Disclaimer: I am not an expert in this area either, but I believe I got these basic things right.
If I understand it right, you're creating a new database connection to serve every user request. This solution won't scale well beyond a handful of users.
Generally, you need to use a properly configured connection pool. The connection pool will facilitate two things: it will reuse connections, reducing the number of connection attempts to the database (creating a connection is quite expensive operation, so keeping a limited amount of connections open and reusing them saves database and server resources). Secondly, it will limit the number of concurrent accesses to the database. The connection pool usually defines some upper limit on the number of connections it will try to open; if a requests comes in a situation when all connections beyond this limit are in use, the application will wait till some connection currently in use will be returned to the pool; it will be immediately provided again to service the pending request. The total limit of connections must be low enough so that the database is not overwhelmed by too many active connections (a quad-core DB server probably cannot handle dozens of connections, for example).

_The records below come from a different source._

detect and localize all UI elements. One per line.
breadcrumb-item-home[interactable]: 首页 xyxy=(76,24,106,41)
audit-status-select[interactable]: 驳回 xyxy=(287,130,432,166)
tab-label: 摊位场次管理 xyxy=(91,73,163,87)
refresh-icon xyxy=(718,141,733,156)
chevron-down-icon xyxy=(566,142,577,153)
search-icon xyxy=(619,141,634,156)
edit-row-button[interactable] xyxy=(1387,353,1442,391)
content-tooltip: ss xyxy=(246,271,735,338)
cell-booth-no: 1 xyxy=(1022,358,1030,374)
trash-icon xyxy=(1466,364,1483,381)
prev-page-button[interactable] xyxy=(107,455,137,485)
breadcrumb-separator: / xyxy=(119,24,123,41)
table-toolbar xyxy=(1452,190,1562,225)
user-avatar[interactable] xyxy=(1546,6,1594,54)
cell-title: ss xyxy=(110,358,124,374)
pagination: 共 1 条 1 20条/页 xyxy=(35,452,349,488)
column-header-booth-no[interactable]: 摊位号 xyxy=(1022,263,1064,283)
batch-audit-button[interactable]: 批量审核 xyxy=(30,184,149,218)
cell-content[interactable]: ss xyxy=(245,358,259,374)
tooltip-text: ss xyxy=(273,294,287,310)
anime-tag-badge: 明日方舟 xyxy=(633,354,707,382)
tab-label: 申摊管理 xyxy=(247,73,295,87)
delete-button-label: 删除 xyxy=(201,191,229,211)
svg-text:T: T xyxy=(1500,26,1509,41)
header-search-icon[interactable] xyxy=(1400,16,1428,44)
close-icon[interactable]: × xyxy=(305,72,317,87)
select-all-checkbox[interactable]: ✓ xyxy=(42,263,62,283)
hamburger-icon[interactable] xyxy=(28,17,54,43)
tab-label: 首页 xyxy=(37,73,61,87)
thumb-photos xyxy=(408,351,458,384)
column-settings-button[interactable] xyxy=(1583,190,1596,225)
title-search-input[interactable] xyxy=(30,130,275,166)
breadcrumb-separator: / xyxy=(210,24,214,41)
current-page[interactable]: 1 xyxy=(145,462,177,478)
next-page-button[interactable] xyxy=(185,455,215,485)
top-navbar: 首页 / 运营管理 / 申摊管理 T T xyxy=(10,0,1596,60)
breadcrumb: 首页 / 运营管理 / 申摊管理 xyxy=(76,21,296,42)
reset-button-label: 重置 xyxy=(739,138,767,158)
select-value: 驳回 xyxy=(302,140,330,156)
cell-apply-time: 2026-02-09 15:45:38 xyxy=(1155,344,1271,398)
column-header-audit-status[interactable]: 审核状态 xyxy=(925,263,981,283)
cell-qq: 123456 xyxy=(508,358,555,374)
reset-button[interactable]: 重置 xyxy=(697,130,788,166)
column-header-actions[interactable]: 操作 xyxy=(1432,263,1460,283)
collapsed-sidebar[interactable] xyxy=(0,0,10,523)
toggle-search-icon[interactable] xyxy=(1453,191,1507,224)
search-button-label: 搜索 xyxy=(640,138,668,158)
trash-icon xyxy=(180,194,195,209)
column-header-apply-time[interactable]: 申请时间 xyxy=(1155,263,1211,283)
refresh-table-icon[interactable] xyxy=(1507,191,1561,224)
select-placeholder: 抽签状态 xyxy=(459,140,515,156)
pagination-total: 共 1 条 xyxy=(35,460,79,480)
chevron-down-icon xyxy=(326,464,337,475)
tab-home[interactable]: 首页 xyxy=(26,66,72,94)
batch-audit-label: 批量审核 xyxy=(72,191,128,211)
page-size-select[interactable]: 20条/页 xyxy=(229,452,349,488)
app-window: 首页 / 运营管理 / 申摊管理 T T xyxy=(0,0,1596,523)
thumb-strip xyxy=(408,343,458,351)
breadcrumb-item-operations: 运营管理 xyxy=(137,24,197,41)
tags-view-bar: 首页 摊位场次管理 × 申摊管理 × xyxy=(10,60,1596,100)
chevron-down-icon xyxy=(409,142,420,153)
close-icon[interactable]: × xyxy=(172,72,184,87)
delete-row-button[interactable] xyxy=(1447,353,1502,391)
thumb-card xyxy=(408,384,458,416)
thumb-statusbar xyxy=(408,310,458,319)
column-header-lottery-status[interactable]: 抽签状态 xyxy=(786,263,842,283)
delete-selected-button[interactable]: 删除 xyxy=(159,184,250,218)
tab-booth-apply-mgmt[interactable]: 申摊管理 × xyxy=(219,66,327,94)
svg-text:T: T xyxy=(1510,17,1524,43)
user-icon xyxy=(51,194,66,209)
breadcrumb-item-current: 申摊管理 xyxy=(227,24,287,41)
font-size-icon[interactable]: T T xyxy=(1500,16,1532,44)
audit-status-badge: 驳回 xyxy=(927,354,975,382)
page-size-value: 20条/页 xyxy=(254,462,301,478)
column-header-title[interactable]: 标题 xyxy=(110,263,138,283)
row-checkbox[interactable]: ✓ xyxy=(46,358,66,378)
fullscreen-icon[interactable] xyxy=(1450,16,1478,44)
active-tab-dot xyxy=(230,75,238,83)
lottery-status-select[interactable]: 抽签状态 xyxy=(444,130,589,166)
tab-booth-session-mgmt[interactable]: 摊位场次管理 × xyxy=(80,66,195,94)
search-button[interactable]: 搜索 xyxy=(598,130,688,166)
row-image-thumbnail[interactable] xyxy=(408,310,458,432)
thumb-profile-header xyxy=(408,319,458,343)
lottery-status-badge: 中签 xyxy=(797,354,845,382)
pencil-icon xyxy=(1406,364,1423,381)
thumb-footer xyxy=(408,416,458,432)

If you've coded your application carefully, changing the datasource from direct connection to connection pool should be quite straightforward, as closing a connection obtained from connection pool simply returns the connection to the pool. You need to restore connections to a known state before closing them: for example, when you close a pooled connection, it is returned to the pool with whatever autocommit state it has at the time. If you rely on autocommit to be
true for new connections, but close some connections with autocommit set to
false, this will be a problem (and a hard one to reproduce!). The same is true with all other states a connection could have, should you rely on them.
If you're using any SQL Server specific methods on your
JDBC objects, this
might be a problem. A pooled object - connection, statement or result set - is enclosed in a "wrapper" object which integrates the original object with the connection pool. The wrapper class is, of course, not the original class and you might have problems casting it to the desired type to call the JDBC driver specific methods. Some connection pools/JDBC drivers handle this situation gracefully (I've used only one connection pool so far and didn't have problems with that, but it's easily imaginable for a connection pool not to behave in a compatible way).
And lastly, but probably most importantly: if your database code has scalability issues, it won't fly. You need to make sure you're using
PreparedStatement and properly binding parameters - this is probably the single most important point. As I don't work with SQL Server, I don't know which other things to take care of, but some best practices should be available in its documentation somewhere.